On appeal, the Commissioner contends that the district court erred in (1) reversing the denial of a 1985 beekeeping license; (2) reversing the findings that Prettyman brought bees or equipment into North Dakota without obtaining an entrance permit and without submitting a health certificate; and (3) ordering that the civil penalty be modified on remand to not exceed $1,500.

Section 28-32-19, N.D.C.C., which governs the scope of review of administrative agency decisions in both the district court and in this court, provides:

“28-32-19. Scope of and procedure on appeal from determination of administrative agency. The court shall try and hear an appeal from the determination of an administrative agency without a jury and the evidence considered by the court shall be confined to the record filed with the court.... After such hearing, the court shall affirm the decision of the agency unless it shall find that any of the following are present:
“1. The decision or determination is not in accordance with the law.
“2. The decision is in violation of the constitutional rights of the appellant. “3. Provisions of this chapter have not been complied with in the proceedings before the agency.
“4. The rules or procedure of the agency have not afforded the appellant a fair hearing.
“5. The findings of fact made by the agency are not supported by a preponderance of the evidence.
“6. The conclusions and decision of the agency are not supported by its findings of fact....”

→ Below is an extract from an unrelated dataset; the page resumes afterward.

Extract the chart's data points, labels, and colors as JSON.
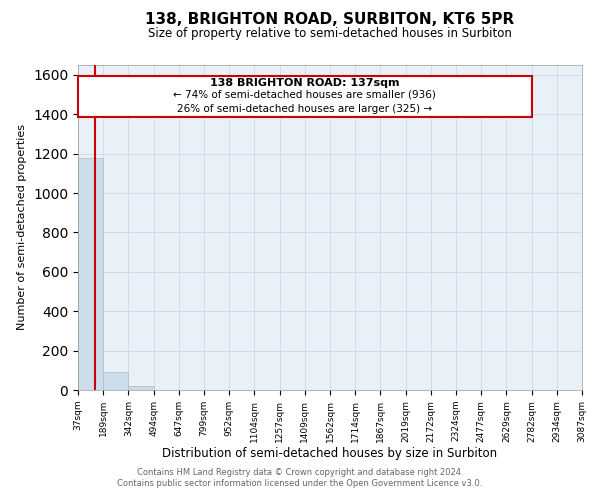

The courts must affirm an administrative agency decision unless one of the six items listed in § 28-32-19, N.D.C.C., is present. Triangle Oilfield Services, Inc. v. Hagen, 373 N.W.2d 413 (N.D.1985); In re Annexation of a Part of Donnybrook Public School Dist. No. 24, 365 N.W.2d 514 (N.D.1985). We exercise restraint in reviewing the findings of an administrative *536 agency. Triangle Oilfield Services, Inc. v. Hagen, supra, 373 N.W.2d at 415. In reviewing the factual basis of administrative orders, there are three critical questions: (1)are the findings of fact supported by a preponderance of the evidence; (2) are the conclusions of law sustained by the findings of fact; and (3) is the agency decision supported by the conclusions of law? American State Bank, Etc. v. State Banking Board, 289 N.W.2d 222, 225-226 (N.D.1980). “[W]e do not make independent findings of fact or substitute our judgment for that of the agency. We determine only whether a reasoning mind reasonably could have determined that the factual conclusions reached were proved by the weight of the evidence from the entire record.” Power Fuels, Inc. v. Elkin, 283 N.W.2d 214, 220 (N.D.1979).

Prettyman asserts that the district court’s reversal of the Commissioner’s order denying a 1985 beekeeper’s license is moot. The Commissioner argues that the issue is not moot because the decision will have important consequences in the future administration of the beekeeping license statutes.